The Foreign Secretary addressed around 300 people at the Conservative Friends of Israel’s biggest-ever party conference reception in Birmingham on Tuesday evening.
With the four-day conference clashing with Rosh Hashanah, Jewish involvement in Birmingham was at a lower level than in previous years.
The CFI session was the stand-out event of the week, with Mr Johnson joined by a number of Secretaries of State and ministers, including Business Secretary Greg Clark, International Trade Secretary Liam Fox and Communities Secretary Sajid Javid.
The audience was also addressed by Mark Regev, Israel’s ambassador to Britain, at his first Tory conference.
Mr Johnson told the largely non- Jewish crowd about his experience of attending Shimon Peres’s funeral last week.
He said “the best days” lie ahead in the relationship between Britain and Israel, and quoted Mr Peres, saying: “‘Count your dreams and your achievements.
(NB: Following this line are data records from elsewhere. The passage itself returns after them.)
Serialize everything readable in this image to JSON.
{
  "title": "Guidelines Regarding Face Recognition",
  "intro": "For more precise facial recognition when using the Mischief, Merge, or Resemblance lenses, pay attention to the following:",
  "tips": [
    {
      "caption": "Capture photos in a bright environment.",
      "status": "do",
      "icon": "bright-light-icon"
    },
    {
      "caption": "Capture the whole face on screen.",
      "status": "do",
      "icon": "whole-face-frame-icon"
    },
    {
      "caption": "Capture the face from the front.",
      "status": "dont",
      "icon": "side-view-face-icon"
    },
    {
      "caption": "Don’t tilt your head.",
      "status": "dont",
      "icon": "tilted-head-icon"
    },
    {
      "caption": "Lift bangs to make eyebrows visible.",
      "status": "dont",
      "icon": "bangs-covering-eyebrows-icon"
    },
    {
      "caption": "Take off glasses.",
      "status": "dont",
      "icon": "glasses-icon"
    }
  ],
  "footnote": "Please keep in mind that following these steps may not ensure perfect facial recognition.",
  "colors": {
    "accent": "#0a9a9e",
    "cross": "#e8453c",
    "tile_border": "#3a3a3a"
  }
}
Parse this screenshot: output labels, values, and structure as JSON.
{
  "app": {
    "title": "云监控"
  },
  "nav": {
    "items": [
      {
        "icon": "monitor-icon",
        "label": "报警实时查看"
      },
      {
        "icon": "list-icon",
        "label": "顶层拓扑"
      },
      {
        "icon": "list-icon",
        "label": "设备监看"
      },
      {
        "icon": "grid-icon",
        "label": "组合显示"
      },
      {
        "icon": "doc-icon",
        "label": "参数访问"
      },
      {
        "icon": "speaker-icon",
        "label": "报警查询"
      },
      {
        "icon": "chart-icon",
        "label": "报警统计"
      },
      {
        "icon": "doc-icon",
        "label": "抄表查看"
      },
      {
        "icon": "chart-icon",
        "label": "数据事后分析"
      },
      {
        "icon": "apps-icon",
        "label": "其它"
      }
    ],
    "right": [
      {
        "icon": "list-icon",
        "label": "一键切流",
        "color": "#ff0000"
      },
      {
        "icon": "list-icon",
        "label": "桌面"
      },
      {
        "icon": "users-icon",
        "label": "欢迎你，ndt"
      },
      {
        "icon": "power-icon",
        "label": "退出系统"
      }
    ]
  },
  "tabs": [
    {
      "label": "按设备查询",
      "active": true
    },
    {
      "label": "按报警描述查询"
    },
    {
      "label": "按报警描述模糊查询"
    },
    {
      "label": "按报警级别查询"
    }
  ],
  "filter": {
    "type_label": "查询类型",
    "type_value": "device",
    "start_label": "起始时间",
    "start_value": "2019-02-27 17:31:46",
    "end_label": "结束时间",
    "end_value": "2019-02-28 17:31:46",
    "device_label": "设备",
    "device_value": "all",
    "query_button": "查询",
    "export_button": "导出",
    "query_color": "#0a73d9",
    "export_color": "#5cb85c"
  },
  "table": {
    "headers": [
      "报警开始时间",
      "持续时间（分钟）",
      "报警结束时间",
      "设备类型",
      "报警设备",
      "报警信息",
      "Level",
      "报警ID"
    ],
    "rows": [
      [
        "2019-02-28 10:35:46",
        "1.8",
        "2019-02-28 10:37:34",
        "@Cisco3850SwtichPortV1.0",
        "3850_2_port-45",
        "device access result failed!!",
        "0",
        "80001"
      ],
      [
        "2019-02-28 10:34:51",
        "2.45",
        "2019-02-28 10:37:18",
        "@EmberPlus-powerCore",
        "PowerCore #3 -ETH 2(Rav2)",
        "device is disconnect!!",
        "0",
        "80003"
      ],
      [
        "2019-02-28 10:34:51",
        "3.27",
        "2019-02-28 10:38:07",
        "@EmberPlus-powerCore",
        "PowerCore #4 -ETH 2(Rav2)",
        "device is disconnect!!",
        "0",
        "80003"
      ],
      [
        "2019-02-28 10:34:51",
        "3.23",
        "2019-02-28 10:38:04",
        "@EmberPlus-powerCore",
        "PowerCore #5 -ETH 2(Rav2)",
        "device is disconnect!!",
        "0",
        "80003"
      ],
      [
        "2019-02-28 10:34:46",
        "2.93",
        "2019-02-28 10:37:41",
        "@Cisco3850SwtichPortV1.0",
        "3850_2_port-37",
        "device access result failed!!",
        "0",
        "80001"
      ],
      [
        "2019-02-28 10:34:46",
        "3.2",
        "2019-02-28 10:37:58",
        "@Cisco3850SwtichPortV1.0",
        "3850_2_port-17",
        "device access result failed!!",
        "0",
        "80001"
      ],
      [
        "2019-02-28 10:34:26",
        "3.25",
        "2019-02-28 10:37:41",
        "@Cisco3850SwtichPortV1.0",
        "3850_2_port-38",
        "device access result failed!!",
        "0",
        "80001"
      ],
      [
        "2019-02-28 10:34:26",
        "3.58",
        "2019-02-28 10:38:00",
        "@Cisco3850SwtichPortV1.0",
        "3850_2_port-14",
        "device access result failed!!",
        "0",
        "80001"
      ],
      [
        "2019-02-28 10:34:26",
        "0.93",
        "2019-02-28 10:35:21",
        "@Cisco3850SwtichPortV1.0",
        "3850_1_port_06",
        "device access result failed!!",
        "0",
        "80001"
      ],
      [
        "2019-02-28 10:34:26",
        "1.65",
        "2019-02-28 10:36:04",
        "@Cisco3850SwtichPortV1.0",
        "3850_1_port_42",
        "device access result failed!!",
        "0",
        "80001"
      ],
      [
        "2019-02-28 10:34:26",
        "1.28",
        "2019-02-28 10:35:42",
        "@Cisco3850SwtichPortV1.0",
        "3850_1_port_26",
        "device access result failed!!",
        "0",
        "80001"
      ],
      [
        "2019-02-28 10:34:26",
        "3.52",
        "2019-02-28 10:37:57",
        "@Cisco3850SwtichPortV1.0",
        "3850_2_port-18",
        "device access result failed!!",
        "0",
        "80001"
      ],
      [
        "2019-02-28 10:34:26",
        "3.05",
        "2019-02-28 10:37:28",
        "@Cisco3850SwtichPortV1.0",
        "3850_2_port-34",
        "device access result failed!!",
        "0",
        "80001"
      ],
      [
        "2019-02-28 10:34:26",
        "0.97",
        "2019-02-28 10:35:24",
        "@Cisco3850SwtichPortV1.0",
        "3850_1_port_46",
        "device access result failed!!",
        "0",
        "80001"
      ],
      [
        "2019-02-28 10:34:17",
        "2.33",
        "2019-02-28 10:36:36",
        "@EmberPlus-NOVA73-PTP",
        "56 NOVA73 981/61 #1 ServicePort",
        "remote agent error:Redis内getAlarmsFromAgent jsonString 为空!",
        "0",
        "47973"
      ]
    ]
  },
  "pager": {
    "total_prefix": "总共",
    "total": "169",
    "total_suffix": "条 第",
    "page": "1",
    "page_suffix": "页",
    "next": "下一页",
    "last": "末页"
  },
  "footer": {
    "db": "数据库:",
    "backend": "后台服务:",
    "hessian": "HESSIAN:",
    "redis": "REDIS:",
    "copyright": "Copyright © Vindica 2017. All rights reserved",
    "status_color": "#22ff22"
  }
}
If your dreams are bigger than your achievements then you are young. If your achievements are bigger than your dreams then you are old’.
Mr Johnson added: “I put it to you that Britain and Israel are both countries where our dreams are still bigger than their achievements. Our best days are ahead. We must stand and work together. Britain, Israel and Conservative Friends of Israel can build those dreams together.”
Mr Clark, who in his role as Secretary of State at the Department for Business, Energy and Industrial Strategy oversees links with Israel in technological research and innovation, said the relationship was “inspirational and profitable” for both countries.
“I hope that by working together we can continue to forge a very prosperous and effective relationship together,” he added, saying that the Conservative Party counted itself as “very much a friend of Israel”.
Theresa Villiers, the former Northern Ireland Secretary, attacked Labour’s response to antisemitism within its ranks. The MP, whose Chipping Barnet constituency has a large Jewish population, said: “I do not think Labour’s leadership is taking it seriously.”
Sir Eric Pickles, CFI’s parliamentary chairman and the government’ s special envoy for post-Holocaust issues, added: “We need to explain the nature of antisemitism to a new generation. It’s a shocking thing that our fellow citizens should feel fearful on the street, that our fellow citizens should be worried about going to a synagogue.”
Mr Regev said he knew Theresa May was a “great ally” of Israel and the Jewish people.
On the upcoming centenary of the Balfour Declaration in 2017, Mr Regev noted it had been a Conservative Foreign Secretary who “recognised the Jewish people’s right to national self-determination in our historic homeland.”
CFI said it had signed up 100 new members during the conference.
In his main address to the conference on Sunday, Mr Johnson made no mention of Israel or the Palestinians, concentrating instead on the fall-out from the EU referendum and relations with Russia.